Eden snorted. "Well, at least we aren't Leo."

"Eden!" Perfect Jason hissed. She just shrugged.

"Hercules is a god now," Achelous said. "He married Hebe, the youth goddess, but still he is rarely at home. He dwells here on this island, guarding those silly pillars. He says Zeus makes him do this, but I think he prefers being here to Mount Olympus, nursing his bitterness and mourning his mortal life. My presence reminds him of his failures — especially the woman who finally killed him. And his presence reminds me of poor Deianira, who could have been my wife."

The bull-man tapped the scroll, which rolled itself up and sank into the water.

"Hercules wants my other horn in order to humiliate me," Achelous said. "Perhaps it would make him feel better about himself, knowing that I'm miserable too. Besides, the horn would become a cornucopia. Good food and drink would flow from it, just as my power causes the river to flow. No doubt Hercules would keep the cornucopia for himself. It would be a tragedy and a waste."

Eden suspected the noise of the river and the drowsy sound of Achelous's voice were still affecting her thoughts, but she couldn't help agreeing with the river god.
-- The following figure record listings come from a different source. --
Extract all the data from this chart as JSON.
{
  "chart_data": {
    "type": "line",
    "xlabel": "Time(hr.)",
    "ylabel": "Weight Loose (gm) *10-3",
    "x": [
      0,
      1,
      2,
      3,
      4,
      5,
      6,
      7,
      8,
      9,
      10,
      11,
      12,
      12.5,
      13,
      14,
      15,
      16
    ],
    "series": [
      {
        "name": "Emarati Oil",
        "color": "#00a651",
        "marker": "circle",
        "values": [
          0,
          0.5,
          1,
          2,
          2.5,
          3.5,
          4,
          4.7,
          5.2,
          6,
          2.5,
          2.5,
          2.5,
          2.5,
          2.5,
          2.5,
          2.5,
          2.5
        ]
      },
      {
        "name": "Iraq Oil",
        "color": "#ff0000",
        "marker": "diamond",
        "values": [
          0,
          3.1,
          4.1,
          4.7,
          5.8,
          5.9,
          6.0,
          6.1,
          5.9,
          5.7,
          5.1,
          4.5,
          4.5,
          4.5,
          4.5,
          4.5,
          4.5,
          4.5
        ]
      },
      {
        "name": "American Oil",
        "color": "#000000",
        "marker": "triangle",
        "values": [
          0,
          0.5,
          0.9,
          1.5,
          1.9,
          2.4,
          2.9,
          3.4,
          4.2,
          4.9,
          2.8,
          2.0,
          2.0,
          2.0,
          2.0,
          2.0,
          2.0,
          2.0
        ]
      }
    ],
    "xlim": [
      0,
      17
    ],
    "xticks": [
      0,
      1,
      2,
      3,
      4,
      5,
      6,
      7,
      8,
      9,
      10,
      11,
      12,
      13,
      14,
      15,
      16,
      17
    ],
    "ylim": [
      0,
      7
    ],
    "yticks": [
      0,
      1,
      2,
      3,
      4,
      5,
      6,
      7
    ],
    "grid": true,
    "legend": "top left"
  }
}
She was starting to hate Hercules, even if they were more like than him and Perfect Jason were. This poor bull-man seemed so sad and lonely.

Perfect Jason stirred. "I'm sorry, Achelous. Honestly, you've gotten a bum deal. But maybe . . . well, without the other horn, you might not be so lopsided. It might feel better."

"Jason!" Piper protested.

Perfect Jason held up his hands. "Just a thought. Besides, I don't see that we have many choices. If Hercules doesn't get that horn, he'll kill us and our friends."

"He's right," Achelous said. "You have no choice. Which is why I hope you'll forgive me."

Piper pouted sadly. "Forgive you for what?"

"I have no choice either," Achelous said. "I have to stop you."

The river exploded, and a wall of water crashed over Eden.